28 Nisan 2011 Perşembe

Herkes herkesle dostmuş gibi...

Sevgili Arkadaşım, Saricizmeli'de bir yazımı okumuş ve yazım üzerine bana bu öykü kitabını hediye etmişti. Blogumun ilk ödülü de diyebiliriz. Yaz tatili sırasında başladım. Bulantılar, sıkıntılar derken tekrar başlayıp okumam ilk emzirme dönemlerime rastladı. Ursula'dan sonra Barış Bıçakçı'yla da tanıştırdı beni sevgili arkadaşım. Herkes herkesle dostmuş gibi bir Ankara gezintisi. Behzat Ç.'yi izlerken aman da burası neresi sorgulamam, tanıdık geliş, kitabı okurken de benim eşlikçimdi. Hoş anlatımla, güzel diliyle Bıçakçı bir öyküyü anlatıyor, öykü kahramanı diğer öyküye el veriyor. Kitabın son anlattığı öykü ilk öyküye el vererek, dön dolaş aynı şeyler yaşadıklarımız, çok sıradan ama bir o kadar da eşsiz dedirtiyor bana...

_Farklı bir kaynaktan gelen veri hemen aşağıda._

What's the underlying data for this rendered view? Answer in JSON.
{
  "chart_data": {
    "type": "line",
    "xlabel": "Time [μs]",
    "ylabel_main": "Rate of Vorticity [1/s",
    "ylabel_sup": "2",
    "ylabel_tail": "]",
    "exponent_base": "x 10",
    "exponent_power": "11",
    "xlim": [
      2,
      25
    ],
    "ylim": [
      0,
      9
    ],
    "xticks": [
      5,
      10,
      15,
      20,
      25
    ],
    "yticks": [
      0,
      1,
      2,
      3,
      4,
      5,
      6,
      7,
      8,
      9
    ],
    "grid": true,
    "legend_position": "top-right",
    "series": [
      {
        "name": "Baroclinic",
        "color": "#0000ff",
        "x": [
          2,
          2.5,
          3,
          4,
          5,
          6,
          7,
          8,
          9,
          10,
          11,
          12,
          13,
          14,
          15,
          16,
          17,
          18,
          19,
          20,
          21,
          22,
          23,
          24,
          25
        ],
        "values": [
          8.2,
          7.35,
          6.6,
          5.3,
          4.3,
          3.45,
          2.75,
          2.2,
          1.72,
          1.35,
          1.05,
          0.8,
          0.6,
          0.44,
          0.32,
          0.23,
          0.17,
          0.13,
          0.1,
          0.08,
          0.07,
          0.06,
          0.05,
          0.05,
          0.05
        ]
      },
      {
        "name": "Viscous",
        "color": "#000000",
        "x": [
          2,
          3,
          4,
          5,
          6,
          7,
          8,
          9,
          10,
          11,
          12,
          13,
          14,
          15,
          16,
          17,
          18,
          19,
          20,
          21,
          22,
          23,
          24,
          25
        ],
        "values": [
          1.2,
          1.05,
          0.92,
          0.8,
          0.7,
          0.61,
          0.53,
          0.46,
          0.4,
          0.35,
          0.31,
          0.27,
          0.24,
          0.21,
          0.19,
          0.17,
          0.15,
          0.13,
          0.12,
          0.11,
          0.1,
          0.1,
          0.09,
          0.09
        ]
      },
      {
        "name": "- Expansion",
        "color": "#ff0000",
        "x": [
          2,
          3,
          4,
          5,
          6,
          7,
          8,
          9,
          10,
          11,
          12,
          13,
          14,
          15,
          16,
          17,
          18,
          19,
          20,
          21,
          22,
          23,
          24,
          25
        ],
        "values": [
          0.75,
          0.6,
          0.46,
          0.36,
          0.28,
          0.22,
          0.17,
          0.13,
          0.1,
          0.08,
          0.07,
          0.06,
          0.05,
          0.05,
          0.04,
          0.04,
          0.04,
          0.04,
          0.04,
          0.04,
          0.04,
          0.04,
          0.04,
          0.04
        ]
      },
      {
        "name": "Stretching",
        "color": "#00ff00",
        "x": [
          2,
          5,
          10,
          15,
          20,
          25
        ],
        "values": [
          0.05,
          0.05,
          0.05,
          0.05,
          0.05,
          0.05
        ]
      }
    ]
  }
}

Başka kitaplarını merak ettiğim yazar olarak not alıyorum kenara kendilerini.

Kadınlar, Rüyalar, Ejderhalar...

Ursula K. Le Guin'in bu kitabından alıntıya Bir Dolap Kitap'ta rastlamış ve ilgimi çekmişti. Hemen Ursula'nın tarzına düşkün arkadaşımdan kitabı ödünç vermesini rica ettim. 12 denemeden oluşan kitapta, Ursula Teyzem kahvesini içiyormuş da, ben de oturmuşum dizinin kenarcığına dinliyormuşum etkisi vardı. Balıkçı kadının kızı da tam benim düştüğüm tarz. Arkadaşımla keşisim kümesinde de olsa Ursula'da buluşmak güzel... Denemedeki “Ya kitap ya bebek” ve okuma süremin hamileliğime denk gelmesi daha da sorgulattı (oturup yazabilme süremse kızımın 2. ayını doldurduğu bu güne denk geldi). İyi oldu da okudum, Ursula ile tanıştım.